Collard’s description of ‘security in depth’ refers to adding additional stopping points throughout the company, places where a potential security threat is analysed then either allowed to pass, or indefinitely halted for further insights.
The goal of such an approach is to create a culture of security within the company.
“It is about ongoing awareness,” Collard explained. “People need to understand that security is not something that is mandated by a person in IT who does not understand how much work they have to do or how frustrating it is to jump over multiple security hoops when they are on deadline.
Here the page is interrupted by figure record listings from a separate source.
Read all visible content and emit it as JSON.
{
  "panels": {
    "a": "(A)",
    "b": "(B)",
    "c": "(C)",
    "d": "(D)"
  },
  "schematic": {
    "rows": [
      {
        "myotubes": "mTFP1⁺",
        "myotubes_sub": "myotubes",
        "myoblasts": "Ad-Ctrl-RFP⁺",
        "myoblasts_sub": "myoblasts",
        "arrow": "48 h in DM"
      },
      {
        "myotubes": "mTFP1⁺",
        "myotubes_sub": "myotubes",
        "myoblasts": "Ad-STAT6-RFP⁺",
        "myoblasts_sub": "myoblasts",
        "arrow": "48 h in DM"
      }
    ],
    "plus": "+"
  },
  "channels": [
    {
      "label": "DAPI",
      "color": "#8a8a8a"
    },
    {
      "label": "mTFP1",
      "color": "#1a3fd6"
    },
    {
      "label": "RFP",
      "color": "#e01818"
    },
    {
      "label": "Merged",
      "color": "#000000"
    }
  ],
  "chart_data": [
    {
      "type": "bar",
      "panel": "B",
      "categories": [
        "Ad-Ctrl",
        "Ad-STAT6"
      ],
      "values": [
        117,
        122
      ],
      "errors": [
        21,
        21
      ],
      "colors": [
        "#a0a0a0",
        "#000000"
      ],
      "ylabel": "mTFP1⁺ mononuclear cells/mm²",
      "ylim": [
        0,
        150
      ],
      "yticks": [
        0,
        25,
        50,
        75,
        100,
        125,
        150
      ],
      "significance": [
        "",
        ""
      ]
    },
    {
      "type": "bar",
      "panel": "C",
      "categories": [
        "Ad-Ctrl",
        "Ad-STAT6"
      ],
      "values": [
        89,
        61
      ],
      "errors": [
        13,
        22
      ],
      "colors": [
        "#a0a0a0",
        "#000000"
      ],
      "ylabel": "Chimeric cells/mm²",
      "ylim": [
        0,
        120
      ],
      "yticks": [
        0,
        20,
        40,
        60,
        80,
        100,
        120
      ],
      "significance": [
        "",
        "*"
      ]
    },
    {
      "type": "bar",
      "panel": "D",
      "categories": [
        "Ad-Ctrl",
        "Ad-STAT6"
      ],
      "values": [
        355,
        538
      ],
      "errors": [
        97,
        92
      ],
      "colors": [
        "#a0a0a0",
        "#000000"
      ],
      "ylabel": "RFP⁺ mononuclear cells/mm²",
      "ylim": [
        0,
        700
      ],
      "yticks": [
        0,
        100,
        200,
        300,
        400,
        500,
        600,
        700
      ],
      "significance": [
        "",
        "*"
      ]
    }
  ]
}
“When you are tired or under pressure you do not want to have to enter in a 24-letter password or repeatedly authenticate your identity, you want access to the system so you can get your job done. However, as much as security can be tedious and frustrating, a compromise is even more so. This is why training is important.”
Collard suggests the right training will cause people within a company to consistently remind themselves of their role in protecting it. The more they understand security, and the threats faced, the more they will invest themselves in maintaining it.
“Of course, training and awareness are only one side of the coin,” she said. “It is also critical for the company to have robust security in place across endpoint detection, threat detection, incident response processes, patch management and cyber insurance.”
As ransomware continues to get smarter across the Africa region, the need for individuals to not only understand the threats they are dealing with, but remain vigilant in their workplaces, continues to grow.